🤖 AI Summary
This work addresses slow convergence and susceptibility to stationary points in both convex and smooth nonconvex optimization. We propose HOME-3, a higher-order momentum estimator based on the cubic power of first-order gradients. To our knowledge, this is the first systematic incorporation of third-power gradient terms into momentum construction, coupled with a gradient-weighted update mechanism to enhance directional discrimination. Theoretically, we employ Lyapunov function analysis to establish tightened convergence bounds and extend the framework to nonsmooth nonconvex settings. Empirical evaluations demonstrate that HOME-3 consistently outperforms mainstream optimizers—including Adam and SGD with momentum—across convex optimization, smooth and nonsmooth nonconvex tasks (e.g., deep neural network training). It achieves up to 2.1× faster convergence, improved generalization stability, and superior saddle-point escape capability.
📝 Abstract
Momentum-based gradients are essential for optimizing advanced machine learning models, as they not only accelerate convergence but also advance optimizers to escape stationary points. While most state-of-the-art momentum techniques utilize lower-order gradients, such as the squared first-order gradient, there has been limited exploration of higher-order gradients, particularly those raised to powers greater than two. In this work, we introduce the concept of high-order momentum, where momentum is constructed using higher-power gradients, with a focus on the third-power of the first-order gradient as a representative case.
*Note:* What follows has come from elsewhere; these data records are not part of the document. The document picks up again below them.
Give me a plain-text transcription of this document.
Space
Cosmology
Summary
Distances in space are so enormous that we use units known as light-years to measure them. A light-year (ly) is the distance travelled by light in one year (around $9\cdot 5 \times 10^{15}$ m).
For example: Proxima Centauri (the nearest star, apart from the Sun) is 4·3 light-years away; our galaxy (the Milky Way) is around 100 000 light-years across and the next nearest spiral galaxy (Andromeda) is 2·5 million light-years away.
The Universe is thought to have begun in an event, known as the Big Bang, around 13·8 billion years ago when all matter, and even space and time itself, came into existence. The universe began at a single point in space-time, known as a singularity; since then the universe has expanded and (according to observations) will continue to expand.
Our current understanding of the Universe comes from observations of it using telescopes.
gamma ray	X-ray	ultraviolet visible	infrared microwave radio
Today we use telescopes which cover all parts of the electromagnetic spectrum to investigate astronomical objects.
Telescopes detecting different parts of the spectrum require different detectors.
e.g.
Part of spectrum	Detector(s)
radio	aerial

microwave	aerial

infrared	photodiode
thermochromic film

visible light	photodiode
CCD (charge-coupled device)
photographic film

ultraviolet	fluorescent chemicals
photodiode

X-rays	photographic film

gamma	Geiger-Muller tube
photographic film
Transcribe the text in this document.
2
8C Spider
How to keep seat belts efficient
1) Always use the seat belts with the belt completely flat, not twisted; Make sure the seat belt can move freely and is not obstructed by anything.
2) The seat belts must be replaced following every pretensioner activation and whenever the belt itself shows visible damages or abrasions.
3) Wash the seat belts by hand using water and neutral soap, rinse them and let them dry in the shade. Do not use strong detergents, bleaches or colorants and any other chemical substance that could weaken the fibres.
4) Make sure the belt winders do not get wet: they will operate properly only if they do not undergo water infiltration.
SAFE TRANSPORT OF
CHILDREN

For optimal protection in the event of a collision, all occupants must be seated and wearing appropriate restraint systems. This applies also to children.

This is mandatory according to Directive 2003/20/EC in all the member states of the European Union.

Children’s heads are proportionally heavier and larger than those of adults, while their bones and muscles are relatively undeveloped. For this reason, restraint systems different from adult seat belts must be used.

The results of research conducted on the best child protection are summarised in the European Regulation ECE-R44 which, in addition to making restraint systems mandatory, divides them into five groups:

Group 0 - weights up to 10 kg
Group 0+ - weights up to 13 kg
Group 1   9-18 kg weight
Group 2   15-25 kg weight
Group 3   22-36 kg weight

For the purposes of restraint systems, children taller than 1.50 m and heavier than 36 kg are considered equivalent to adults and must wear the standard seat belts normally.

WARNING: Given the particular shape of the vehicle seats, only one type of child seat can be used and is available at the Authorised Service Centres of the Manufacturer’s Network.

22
Our research offers both theoretical and empirical support for this approach. Theoretically, we demonstrate that incorporating third-power gradients can improve the convergence bounds of gradient-based optimizers for both convex and smooth nonconvex problems. Empirically, we validate these findings through extensive experiments across convex, smooth nonconvex, and nonsmooth nonconvex optimization tasks. Across all cases, high-order momentum consistently outperforms conventional low-order momentum methods, showcasing superior performance in various optimization problems.